For the first part, it came from the following definition of limit

$$\displaystyle \lim_{x\to +\infty}f(x) = b$$ if and only if, $$\text{for every $\epsilon>0$, there exist a $K>0$ such that if $x>K$, then $\lvert f(x)-b\rvert<\epsilon$}$$

With this definition, you are on the right track.

Let $\epsilon>0$. From the definition of limit, there exist $K_b>0$ such that if $x>K_b$, then $\lvert f(x)-b\rvert<\dfrac\epsilon2$.

Then if $x, y>K_b$ we have $$\left\lvert f(x)-f(y)\right\rvert=\left\lvert f(x)-b+b-f(y)\right\rvert\leq\left\lvert f(x)-b\right\rvert+\left\lvert b-f(y)\right\rvert < \frac\epsilon2 + \frac\epsilon2=\epsilon$$ $$\left\lvert f(x)-f(y)\right\rvert<\epsilon$$

A similar argument could be made with the limits to $-\infty$

From the definition of limit, there exist $K_a<0$ such that if $x<K_a$, then $\lvert f(x)-a\rvert<\dfrac\epsilon2$.

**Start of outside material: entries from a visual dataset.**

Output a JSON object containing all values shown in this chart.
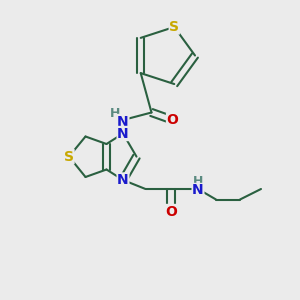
{
  "background_color": "#ebebeb",
  "bond_color": "#2a6040",
  "bond_width": 1.5,
  "S_color": "#c8a800",
  "N_color": "#1a1acc",
  "O_color": "#cc0000",
  "H_color": "#5a8a80",
  "font_size_atom": 10,
  "font_size_H": 9,
  "figsize": [
    3.0,
    3.0
  ],
  "dpi": 100,
  "xlim": [
    0,
    10
  ],
  "ylim": [
    0,
    10
  ]
}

Then if $x, y<K_a$ we have $$\left\lvert f(x)-f(y)\right\rvert=\left\lvert f(x)-a+a-f(y)\right\rvert\leq\left\lvert f(x)-a\right\rvert+\left\lvert a-f(y)\right\rvert < \frac\epsilon2 + \frac\epsilon2=\epsilon$$ $$\left\lvert f(x)-f(y)\right\rvert<\epsilon$$

---

For part b), first the function need to be continuous. We could easily create a monstruous function, nowhere continuous that respect the limit conditions.

If the function is continuous, let'a take $\epsilon>0$ and we are looking for $\delta>0$ such that if $\lvert x - y \rvert<\delta$ then $\lvert f(x) - f(y)\rvert<\epsilon$.

From the first part, there exist $K_a<0$ and $K_b>0$ such that $$\lvert f(x) - f(y)\rvert<\epsilon \qquad \text{for all }x,y<K_a\tag{1}$$ $$\lvert f(x) - f(y)\rvert<\epsilon \qquad \text{for all }x,y>K_b\tag{2}$$ No mather the value of $\delta$ we have, the uniformly continuous definition will be satisfied for those parts.

It remains to show that the function is uniformly continuous on the closed interval $\left[K_a-1,K_b+1\right]$.

A continuous function on a compact set is uniformly continuous. This is known as Heine-Cantor theorem. If you are allow to use it, you are done. If not, look up the proof of the theorem and apply it to your case.

Since the function is uniformly continuous on $\left[K_a-1,K_b+1\right]$, there exist a $\delta<1$ such that for $x,y\in\left[K_a-1,K_b+1\right]$, $$\lvert x - y \rvert<\delta \implies\lvert f(x) - f(y)\rvert<\epsilon\tag{3}$$ This is the $\delta$ we were looking for. If $\lvert x - y \rvert<\delta$, three cases are possible.

• $x,y < K_a$, then it follows from equation $(1)$;
• $x,y\in\left[K_a-1,K_b+1\right]$, then it follows from equation $(3)$;
• $x,y > K_b$, then it follows from equation $(2)$.

The function is uniformly continuous.